I have my own personal theory: Al Behnke didn't talk about it much because Al Behnke, a jovial optimist, didn't like what he found out.
After learning what he could from the 49ers, Behnke delivered a lecture on nuclear war survival in June 1958. He did not rate most Americans' chances, bemoaning how the country's runaway economic success and high standard of living had created a class of idlers, alcoholics, and the chronically ill, all reliant on others. They would be terrible burdens in an attack scenario, in his view, when any atomic survivors would have to seek refuge in underground shelters for long periods of time. They would have to exit and walk long distances to find the food and water to sustain them, avoiding or surviving hazards like fallout along the way.
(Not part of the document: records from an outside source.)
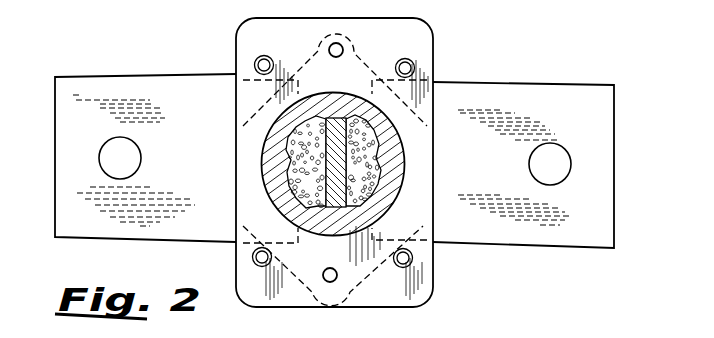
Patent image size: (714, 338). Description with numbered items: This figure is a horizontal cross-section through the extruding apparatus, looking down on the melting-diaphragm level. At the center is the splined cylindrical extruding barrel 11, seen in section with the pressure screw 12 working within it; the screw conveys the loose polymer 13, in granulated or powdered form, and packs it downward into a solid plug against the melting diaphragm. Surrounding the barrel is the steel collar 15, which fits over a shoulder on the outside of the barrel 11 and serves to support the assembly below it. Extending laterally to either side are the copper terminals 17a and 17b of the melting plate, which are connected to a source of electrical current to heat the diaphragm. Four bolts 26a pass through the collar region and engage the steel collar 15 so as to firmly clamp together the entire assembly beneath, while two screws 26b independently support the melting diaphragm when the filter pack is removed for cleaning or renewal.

The extruding barrel 11 is at (383, 122).
The pressure screw 12 is at (385, 204).
The loose polymer 13 is at (302, 206).
The steel collar 15 is at (434, 289).
The copper terminal 17a is at (75, 90).
The copper terminal 17b is at (573, 97).
The bolts 26a is at (255, 63).
The screws 26b is at (329, 47).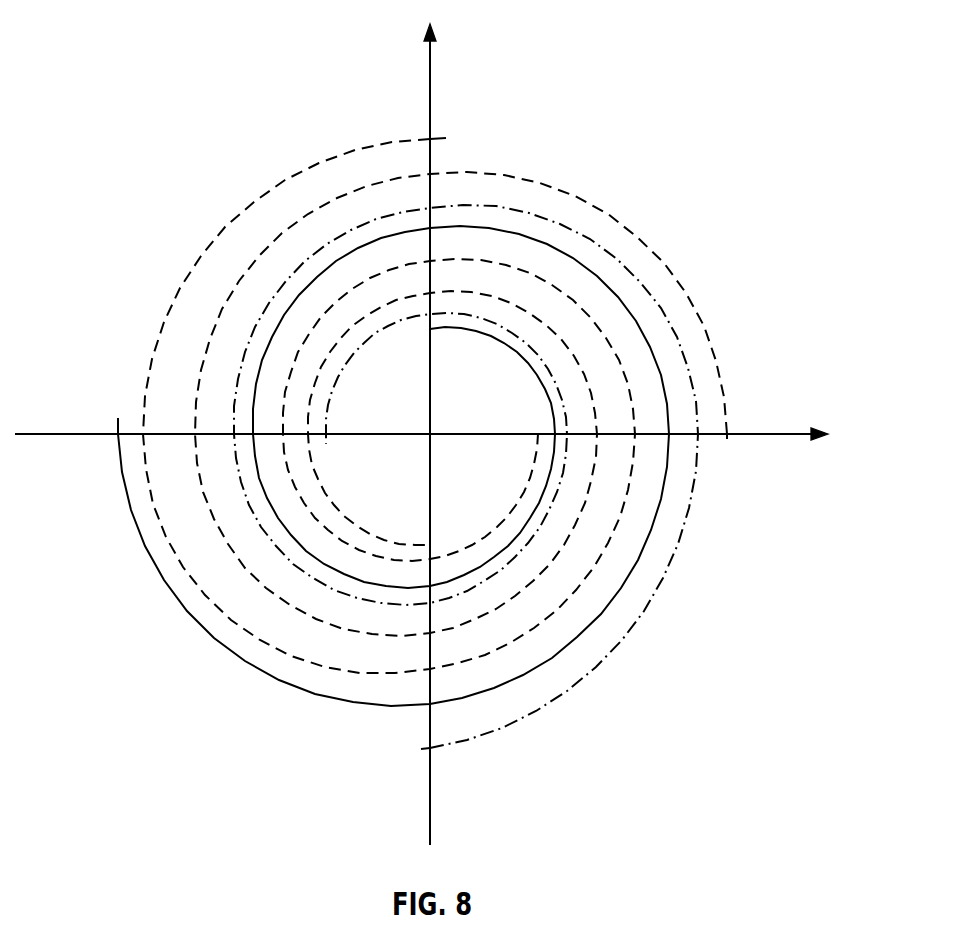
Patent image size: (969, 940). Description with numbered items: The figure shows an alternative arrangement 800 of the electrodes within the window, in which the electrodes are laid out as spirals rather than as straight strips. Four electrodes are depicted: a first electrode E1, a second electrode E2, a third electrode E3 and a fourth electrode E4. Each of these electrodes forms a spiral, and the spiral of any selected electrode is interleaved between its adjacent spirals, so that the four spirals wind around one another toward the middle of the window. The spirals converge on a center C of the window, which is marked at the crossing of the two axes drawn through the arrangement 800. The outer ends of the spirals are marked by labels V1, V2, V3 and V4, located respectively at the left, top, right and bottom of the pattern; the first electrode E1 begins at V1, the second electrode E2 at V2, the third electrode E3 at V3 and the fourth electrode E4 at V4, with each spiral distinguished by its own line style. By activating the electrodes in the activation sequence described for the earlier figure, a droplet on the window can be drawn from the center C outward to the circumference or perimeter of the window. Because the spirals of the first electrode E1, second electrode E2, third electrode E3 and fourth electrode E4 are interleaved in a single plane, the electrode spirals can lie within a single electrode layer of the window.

The alternative arrangement 800 is at (657, 76).
The center C is at (432, 432).
The first electrode E1 is at (175, 597).
The second electrode E2 is at (232, 226).
The third electrode E3 is at (633, 237).
The fourth electrode E4 is at (625, 638).
The first vertex V1 is at (119, 400).
The second vertex V2 is at (464, 137).
The third vertex V3 is at (727, 462).
The fourth vertex V4 is at (399, 750).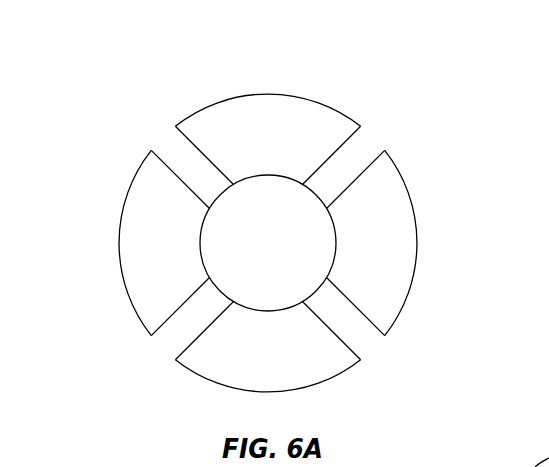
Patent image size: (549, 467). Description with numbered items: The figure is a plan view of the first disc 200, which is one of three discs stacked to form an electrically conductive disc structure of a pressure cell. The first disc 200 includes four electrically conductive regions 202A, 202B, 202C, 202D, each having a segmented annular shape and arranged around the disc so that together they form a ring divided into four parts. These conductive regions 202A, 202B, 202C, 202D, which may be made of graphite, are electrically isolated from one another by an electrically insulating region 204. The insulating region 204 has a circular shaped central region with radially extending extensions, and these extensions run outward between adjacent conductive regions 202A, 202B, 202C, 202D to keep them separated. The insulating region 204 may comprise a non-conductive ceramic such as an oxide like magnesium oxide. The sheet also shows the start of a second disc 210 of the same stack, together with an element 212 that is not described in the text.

The first disc 200 is at (265, 227).
The electrically conductive region 202A is at (295, 121).
The electrically conductive region 202B is at (385, 243).
The electrically conductive region 202C is at (222, 361).
The electrically conductive region 202D is at (152, 237).
The electrically insulating region 204 is at (285, 249).
The second disc 210 is at (528, 445).
The tool 212 is at (486, 462).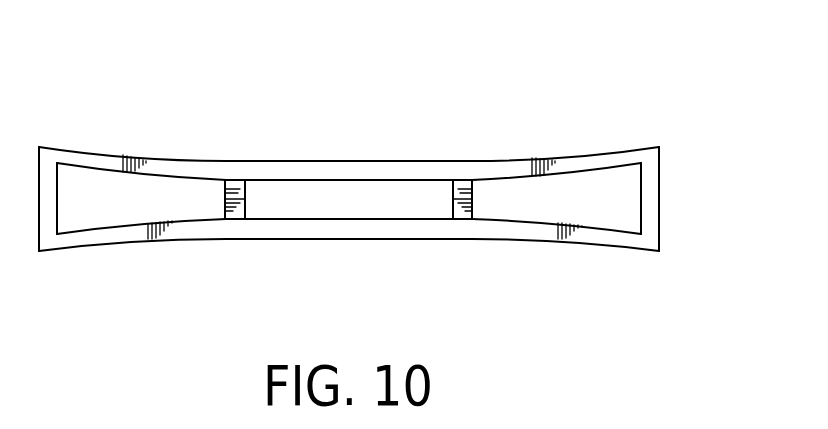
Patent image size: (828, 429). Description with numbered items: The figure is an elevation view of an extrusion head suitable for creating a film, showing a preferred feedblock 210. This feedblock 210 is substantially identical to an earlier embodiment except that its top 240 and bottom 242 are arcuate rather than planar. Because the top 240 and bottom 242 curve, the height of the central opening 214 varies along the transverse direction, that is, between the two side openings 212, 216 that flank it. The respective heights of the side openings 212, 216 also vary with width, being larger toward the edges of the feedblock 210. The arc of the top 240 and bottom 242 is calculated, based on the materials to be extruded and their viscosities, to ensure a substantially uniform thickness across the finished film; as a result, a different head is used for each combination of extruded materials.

The feedblock 210 is at (607, 118).
The opening 212 is at (123, 212).
The central opening 214 is at (337, 202).
The opening 216 is at (523, 200).
The top 240 is at (303, 168).
The bottom 242 is at (597, 236).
To maintain order and morale, they would have to possess a focus bordering on religious zealotry.
In fact, about the only group of Americans Behnke felt stood a chance were the self-sufficient, devout, and teetotaling Mormons. As for the rest of us, not only did most Americans lack the physical capabilities for these labors, they didn't give a shit. Despite clear and constant warnings of looming atomic disaster, a "national lethargy and indifference in defense matters" had afflicted the country, with "overconfidence, defeatism, and blatant selfishness" overriding any survival impetus, he warned.
He went on to quote with disdain an unnamed "prominent civic leader and planner of New York City." This man had dismissed the idea that "sane" Americans would ever "support a fantastic national underground escapist program" that would cost something close to double the annual defense budget. "We shall have to live with this problem somehow or other. We are not going underground. We shall not evacuate and disperse. We shall not change our way of life."
Instead, as Robert Moses wrote in a 1957 article published in Harper's, "the problem should be up to the established Department of Defense, which is supposed to protect us against attack and launch the counter-offensive."
As it usually did, America followed the master builder's demands. At the expense of nearly everything else, the U.S. spent vast sums on the nuclear triad—and is still spending, with $51.5 billion splashed on the arsenal in 2023 alone—in the hope that mutual assured destruction would discourage a first strike, the doctrine radical journalist I.F. Stone called "the ultimate delusion of the atomic era."
That left anyone looking to figure out nuclear survival on their own: digging their own shelters, stockpiling their own food, as survivalists in the elite class do today. As Al Behnke concluded: "The training and material preparedness to cope with disaster situations will be the responsibility of the individual himself."